Хоронили Люську тихо, без лишних людей. Тем же днем вывезли в морг, все оформили, как надо, а еще через сутки опустили в яму в «Ракитках», на новом кооперативном кладбище по Калужскому направлению.

Из родных и близких был сам Федор Александрович, Роза Марковна и Федькин друг, тоже скульптор, Гриша Всесвятский – все. Поминки устроили в том же составе плюс Чапайкин, но не у Керенских, а у Мирских – у тех еще не выветрился покойницкий дух. Федька молча пил, Всесвятский составлял ему компанию, Глеб Иваныч понуро вспоминал про себя тот день, когда он впервые увидал понятую Люську на кухне у Мирских в день ареста Семена Львовича, в сороковом, и решил в результате, что воспоминание такое сюда не годится. Поднялся и сказал, что Людмила была Сашку, отцу Фединому, всегда верной подругой, но, к сожалению, пожили вот только недолго. И сел. А дальше говорила Роза Марковна. И про соседство многолетнее, и про сыновьи художественные таланты, и про Сашка самого, на войне погибшего, которого, кроме них с Чапайкиным, никто в глаза не видал.

Потом расходились.

– Ну и как тебе это, Глеб? – тихо спросила Чапайкина Мирская, неопределенно кивнув за окно. Оба прекрасно понимали, о чем идет речь.

– Да-а-а… – Глеб Иваныч так же неопределенно мазнул рукой, и Мирская действительно не поняла, что тот имел в виду.
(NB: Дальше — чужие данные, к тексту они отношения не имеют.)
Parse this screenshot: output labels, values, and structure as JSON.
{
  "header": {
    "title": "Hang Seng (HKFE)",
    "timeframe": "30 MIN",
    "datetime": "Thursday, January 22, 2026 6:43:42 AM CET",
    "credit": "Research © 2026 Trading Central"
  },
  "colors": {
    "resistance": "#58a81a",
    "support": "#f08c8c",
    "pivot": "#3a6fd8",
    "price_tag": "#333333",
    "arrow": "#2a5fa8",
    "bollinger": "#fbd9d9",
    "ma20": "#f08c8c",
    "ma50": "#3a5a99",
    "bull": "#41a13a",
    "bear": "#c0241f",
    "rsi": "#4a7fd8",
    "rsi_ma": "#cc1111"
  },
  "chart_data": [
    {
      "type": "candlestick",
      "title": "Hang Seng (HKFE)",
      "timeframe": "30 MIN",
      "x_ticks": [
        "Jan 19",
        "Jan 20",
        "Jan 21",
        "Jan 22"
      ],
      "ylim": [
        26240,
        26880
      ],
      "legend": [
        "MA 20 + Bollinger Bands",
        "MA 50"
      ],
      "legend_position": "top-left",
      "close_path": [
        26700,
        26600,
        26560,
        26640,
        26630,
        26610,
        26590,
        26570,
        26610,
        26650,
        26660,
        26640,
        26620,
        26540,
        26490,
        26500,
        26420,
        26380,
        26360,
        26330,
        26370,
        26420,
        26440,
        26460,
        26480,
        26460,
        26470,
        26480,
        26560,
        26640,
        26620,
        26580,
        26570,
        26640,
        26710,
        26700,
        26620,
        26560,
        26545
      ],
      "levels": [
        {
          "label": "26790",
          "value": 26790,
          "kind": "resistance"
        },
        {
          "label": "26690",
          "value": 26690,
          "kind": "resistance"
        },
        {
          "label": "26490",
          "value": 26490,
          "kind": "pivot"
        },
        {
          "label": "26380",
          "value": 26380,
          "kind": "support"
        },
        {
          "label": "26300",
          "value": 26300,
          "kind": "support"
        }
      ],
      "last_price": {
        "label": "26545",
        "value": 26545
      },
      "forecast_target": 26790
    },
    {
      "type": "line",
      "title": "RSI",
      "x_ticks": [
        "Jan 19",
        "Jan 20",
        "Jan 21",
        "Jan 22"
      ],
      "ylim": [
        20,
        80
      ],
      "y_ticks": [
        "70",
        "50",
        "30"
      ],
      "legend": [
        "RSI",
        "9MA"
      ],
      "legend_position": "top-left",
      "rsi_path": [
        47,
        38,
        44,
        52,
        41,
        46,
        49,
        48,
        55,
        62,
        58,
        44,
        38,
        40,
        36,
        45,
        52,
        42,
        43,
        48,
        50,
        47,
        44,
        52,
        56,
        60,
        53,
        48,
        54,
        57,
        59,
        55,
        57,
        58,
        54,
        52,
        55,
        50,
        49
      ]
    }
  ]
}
Но уточнять в такой ситуации не решилась.

Федька, совершенно напившись, безмолвным, правда, способом, до этого не собираясь оставаться в своей квартире на ночь из-за тяжелой трупной атмосферы, поцеловал соседку в щеку и прямым ходом, пересекши лестничную площадку, уперся в собственную дверь. Потом полез за ключами.

– Феденька, – решилась напомнить ему Мирская его же прежний план – так ведь… – но не успела закончить фразу. Керенский и Всесвятский уже ввалились в квартиру и захлопнули за собой дверь. Перед тем как захлопнуть, Федор Александрович успел лишь неопределенно, как и Чапайкин, взмахнуть рукой и пробормотать нетвердым языком:

– Да-а-а…

А еще через пару недель скульптор Керенский перебрался в квартиру в Трехпрудном совсем, оставив мастерскую только для работы. Но пока он еще не заехал окончательно, Митька успел все же заскочить туда с новой телкой, подняться на второй уровень и отодрать ее по-всякому, как и положено серьезному бойцу из кунцевской ОПГ. Ключи он, зная, что дядя Федя вернулся совсем, решил все ж не отдавать, а придержать у себя – так, на всякий случай.

Что до Вари Бероевой, то, дождавшись весны, она, ясное дело, обнаружила, что Митя с их Трехпрудного съехал по неизвестному адресу. Съехал и снова не дал о себе знать. И тогда она, поставив на нем жирный крест, улетела на месяц в Ялту, выбив из матери денег на «Ореанду», чтобы там, в кондиционированной тишине элитарной ялтинской гостиницы, попытаться пересмотреть установку на допуск к телу прочего мужского контингента.

Краткосрочную визу для поездки в США вор в законе Стефан Томский сумел получить в американском посольстве в Москве лишь в девяносто третьем году, через шесть лет после того, как освободился, вернулся в Москву и возглавил кунцевскую преступную группировку. До этих пор получал регулярные отказы без всякого объяснительного мотива. Не принято у них, видите ли, мотивы предоставлять, у уродов. Джокер, обещавший в свое время содействие в этом деле, ушел вскоре после августа девяносто первого на покой, отойдя от дел, и еще через три месяца такой спокойной жизни тихо скончался в своем подмосковном доме на гектаре барвихинской земли. Кому это был праздник, кому – невосполнимая утрата, а кто, ровно как и Стефан, к смерти этой отнесся спокойно, обезличенно, пребывая в серединном промежутке меж этими и теми.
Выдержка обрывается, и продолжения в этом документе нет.